Lmfao holy fuck Dr. Mike are bent rows really going to pepper spray me if I'm that forward 😂
How do I know I’m getting the proper response from the exercise
Hell. fucking. yeah. Went from only being able to do a couple of reps on 60kg bench 6 months ago to yesterday 1 rep maxxing 90kg
Wonder what Dr. Mike thinks about Mike van wick?
Not gonna lie I hated RDLs first time I tried them. Think they're quite fun now, and I feel like I can really connect with the hamstring stretch on the negative.
Edit: I need to try bent rows again, and not after DLs T_T
Need some advice! I REALY HATE switching things up but just bought an 8 week program which does the same but switches Bi-Weekly . Follows same structure . Ie Week 1 & Week 3 Same
& Week 2/4 Same - what about this ?
Or should I just do same week on week
So you are saying pick 3 exercises and do those same for 3 months than rotate 1-3 of them? Or is it more about SFR? Momentum, stronger, etc this tops everything else in exercise selection?
He's mastering it while touching his head with the other hand in the thumbnail!
Question for Dr. Mike- or anyone really- Is it beneficial or ok to mix vary the accessory type lifts (dumbbell incline flys vs cable incline flys) while keeping the core lifts the same? Example- keep barbell bench press a staple of a chest workout for multiple mesocycles, but vary between dumbbell and cable flys throughout the mesos? Reason being equipment availability, body feeling different week to week (fatigue, injury, etc.). Asking for the beginner/ intermediate stage lifter
It's just fine, the Sam Suleks of the world kinda wing it each session, but have their bread-and-butter template in their mind already each time
Unless there are studies that indicate it I don’t think it’s beneficial. It’s probably a 0-sum game
I have sent requests to RP via the app and support form but I need some help. I'm on a 4 day per week U/L split using the Hypertrophy app. Currently week 3. The app is decreasing my sets on squats, RDLs, split squats and hip thrusts to now one set. At the same time shrugs and wrist curls are increasing to now 5 sets!!! Sorry to spam the YT comments but what's going on?

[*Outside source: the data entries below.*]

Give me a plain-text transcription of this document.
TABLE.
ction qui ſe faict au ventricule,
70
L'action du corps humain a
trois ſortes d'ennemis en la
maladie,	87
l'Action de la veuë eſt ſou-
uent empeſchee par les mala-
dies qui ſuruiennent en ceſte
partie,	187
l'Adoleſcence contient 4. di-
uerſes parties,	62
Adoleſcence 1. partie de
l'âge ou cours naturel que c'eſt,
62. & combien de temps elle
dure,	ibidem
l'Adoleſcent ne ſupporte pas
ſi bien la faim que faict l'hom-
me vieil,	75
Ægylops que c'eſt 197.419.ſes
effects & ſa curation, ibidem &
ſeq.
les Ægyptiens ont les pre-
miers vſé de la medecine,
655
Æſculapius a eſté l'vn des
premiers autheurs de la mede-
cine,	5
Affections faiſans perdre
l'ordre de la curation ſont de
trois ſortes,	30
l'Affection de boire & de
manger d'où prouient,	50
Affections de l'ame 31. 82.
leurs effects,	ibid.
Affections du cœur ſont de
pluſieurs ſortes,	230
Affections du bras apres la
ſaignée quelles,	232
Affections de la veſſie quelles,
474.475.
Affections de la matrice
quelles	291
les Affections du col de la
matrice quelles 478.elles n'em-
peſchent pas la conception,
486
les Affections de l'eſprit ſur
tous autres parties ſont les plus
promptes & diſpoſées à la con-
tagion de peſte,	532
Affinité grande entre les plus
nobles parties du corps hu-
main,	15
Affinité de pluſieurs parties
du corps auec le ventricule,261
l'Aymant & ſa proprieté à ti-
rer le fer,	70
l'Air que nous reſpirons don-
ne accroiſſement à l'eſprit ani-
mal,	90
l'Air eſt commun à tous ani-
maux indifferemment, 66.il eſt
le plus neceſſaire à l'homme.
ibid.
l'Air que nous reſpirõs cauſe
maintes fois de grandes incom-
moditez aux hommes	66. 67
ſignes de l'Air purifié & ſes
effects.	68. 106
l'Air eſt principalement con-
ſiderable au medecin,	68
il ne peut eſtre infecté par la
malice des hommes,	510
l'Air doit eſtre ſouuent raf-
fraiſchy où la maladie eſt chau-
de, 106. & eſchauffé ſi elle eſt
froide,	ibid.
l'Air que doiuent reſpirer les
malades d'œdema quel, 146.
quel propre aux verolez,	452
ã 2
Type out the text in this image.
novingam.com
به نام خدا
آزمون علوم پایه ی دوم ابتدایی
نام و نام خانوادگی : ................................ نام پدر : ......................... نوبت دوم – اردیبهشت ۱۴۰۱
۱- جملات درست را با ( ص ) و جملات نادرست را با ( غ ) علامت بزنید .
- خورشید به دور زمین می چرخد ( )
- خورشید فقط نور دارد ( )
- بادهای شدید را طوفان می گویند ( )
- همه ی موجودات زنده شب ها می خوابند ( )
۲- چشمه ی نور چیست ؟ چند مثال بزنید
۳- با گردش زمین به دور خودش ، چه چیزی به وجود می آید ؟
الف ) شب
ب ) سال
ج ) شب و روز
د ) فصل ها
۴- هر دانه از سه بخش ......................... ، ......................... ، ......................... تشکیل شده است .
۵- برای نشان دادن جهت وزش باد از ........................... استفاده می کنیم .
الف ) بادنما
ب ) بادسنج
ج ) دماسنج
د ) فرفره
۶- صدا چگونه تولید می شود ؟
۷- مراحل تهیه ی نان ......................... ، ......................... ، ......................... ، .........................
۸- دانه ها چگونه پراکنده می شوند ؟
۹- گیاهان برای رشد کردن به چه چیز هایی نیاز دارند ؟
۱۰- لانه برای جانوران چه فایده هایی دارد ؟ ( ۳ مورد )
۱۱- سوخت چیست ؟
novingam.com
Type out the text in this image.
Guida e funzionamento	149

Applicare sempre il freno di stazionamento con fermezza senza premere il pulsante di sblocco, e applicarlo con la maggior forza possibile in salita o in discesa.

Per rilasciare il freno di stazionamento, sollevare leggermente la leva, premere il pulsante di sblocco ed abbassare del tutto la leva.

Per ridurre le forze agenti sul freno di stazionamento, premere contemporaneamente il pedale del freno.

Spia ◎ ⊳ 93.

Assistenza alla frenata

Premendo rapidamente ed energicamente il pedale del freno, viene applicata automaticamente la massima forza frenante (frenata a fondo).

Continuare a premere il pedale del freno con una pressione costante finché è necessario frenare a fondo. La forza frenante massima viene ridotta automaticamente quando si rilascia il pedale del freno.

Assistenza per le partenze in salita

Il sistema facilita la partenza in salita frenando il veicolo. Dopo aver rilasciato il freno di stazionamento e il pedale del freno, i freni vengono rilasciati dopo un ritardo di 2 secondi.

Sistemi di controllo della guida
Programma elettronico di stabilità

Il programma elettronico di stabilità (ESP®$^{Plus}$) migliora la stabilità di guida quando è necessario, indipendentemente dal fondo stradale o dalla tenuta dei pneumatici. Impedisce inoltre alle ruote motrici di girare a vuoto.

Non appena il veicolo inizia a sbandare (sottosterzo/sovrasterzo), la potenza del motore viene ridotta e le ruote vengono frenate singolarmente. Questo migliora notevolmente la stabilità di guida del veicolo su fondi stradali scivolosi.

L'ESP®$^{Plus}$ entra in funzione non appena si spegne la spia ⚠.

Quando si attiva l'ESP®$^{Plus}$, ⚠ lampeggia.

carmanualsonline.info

I set them off doing same heavy chain pullups and dips. Got amazing gains and I can train more often , mind muscle increased but sone trainers always walk by and say I should mix it up even though I actually made gains and they didn't. Most ppl just train their nervous system by changing exercises and they're tired , sore , fatigue
Unless there's a specific reason to switch exercises don't. Plateaus, imbalances are valid reasons to change workouts but as long as the weight on the bar increases you're growing. Variation is overrated.
I've seen guys literally do different workouts every single time, there's no way to track progress that way.
We need access to those PPTs
I’m really noticing this with split-squats. Takes months alone to be able to balance/get decent depth at even bodyweight.
Im doing smith split squats for the past month and im still having trouble actually loading my glutes instead of my hips
True. I loathe split-squats, but they absolutely tear me up…..so, gotta get better at them and continue to do them.
Split squats are awesome. I've never tried to do a glute targeted split squat because the quad-centric split squat always tears up my glutes too. Go deep, try get the resting knee to hit the ground.